The WSPU was engaged in a range of activities, not all of which involved law breaking. These included the usual campaigning activities of:

  • holding public meetings
  • making speeches
  • writing articles, pamphlets and books.

One of the WSPU’s most successful endeavours was the weekly newspaper Votes for Women, which members worked tirelessly to sell across the country. They would walk the streets (see Figure 6), dressed in the WSPU colours of purple, white and green, carrying a poster and, if necessary, standing in the gutter, because they could be arrested for causing an obstruction if they stood on the pavement.

This is a black and white photograph of a woman in early twentieth-century dress standing at a kerb, facing on to the pavement. She has a placard resting against her leg and is holding a pile of leaflets under her left arm and holding one out in her right hand.
Figure 6 A suffragette selling Votes for Women.

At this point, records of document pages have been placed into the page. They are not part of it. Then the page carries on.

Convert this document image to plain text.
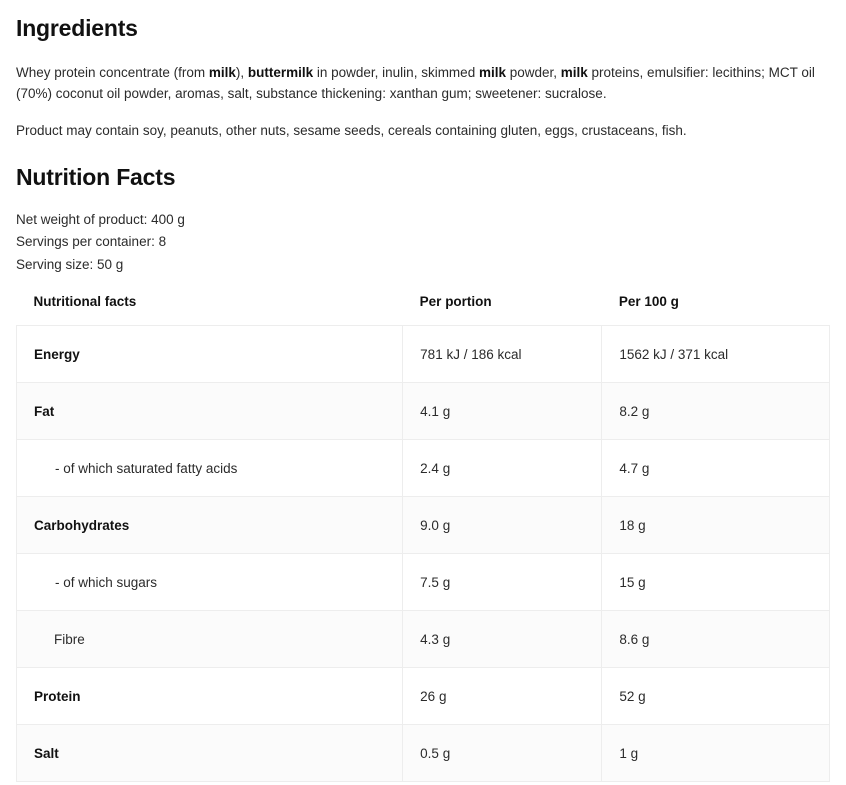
Ingredients

Whey protein concentrate (from milk), buttermilk in powder, inulin, skimmed milk powder, milk proteins, emulsifier: lecithins; MCT oil (70%) coconut oil powder, aromas, salt, substance thickening: xanthan gum; sweetener: sucralose.

Product may contain soy, peanuts, other nuts, sesame seeds, cereals containing gluten, eggs, crustaceans, fish.

Nutrition Facts
Net weight of product: 400 g
Servings per container: 8
Serving size: 50 g
Nutritional facts	Per portion	Per 100 g
Energy	781 kJ / 186 kcal	1562 kJ / 371 kcal
Fat	4.1 g	8.2 g
- of which saturated fatty acids	2.4 g	4.7 g
Carbohydrates	9.0 g	18 g
- of which sugars	7.5 g	15 g
Fibre	4.3 g	8.6 g
Protein	26 g	52 g
Salt	0.5 g	1 g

But of course, the WSPU did more than this. One favourite tactic was for a protester to chain herself to the railings of a government building and deliver a speech to the passers-by for as long as possible before the police managed to cut her free and arrest her (see Figure 7). Another tactic was the smashing of windows of government and commercial properties – even 10 Downing Street was subjected to this treatment.

This is a black and white photograph of a woman in early twentieth-century dress being held from behind by three policemen. She appears to be struggling to break free. A fourth policeman sits on a horse behind the action, looking on.
Figure 7 Three policemen arrest a suffragette outside Buckingham Palace. London, June 1914.

In the terminology of the WSPU, the group was engaged in a military campaign and medals were awarded to members who served time in prison. At any one time, the women’s jail at Holloway could have hundreds of suffragettes within its walls. The leaders Emmeline, Christabel and Sylvia Pankhurst all served multiple prison sentences.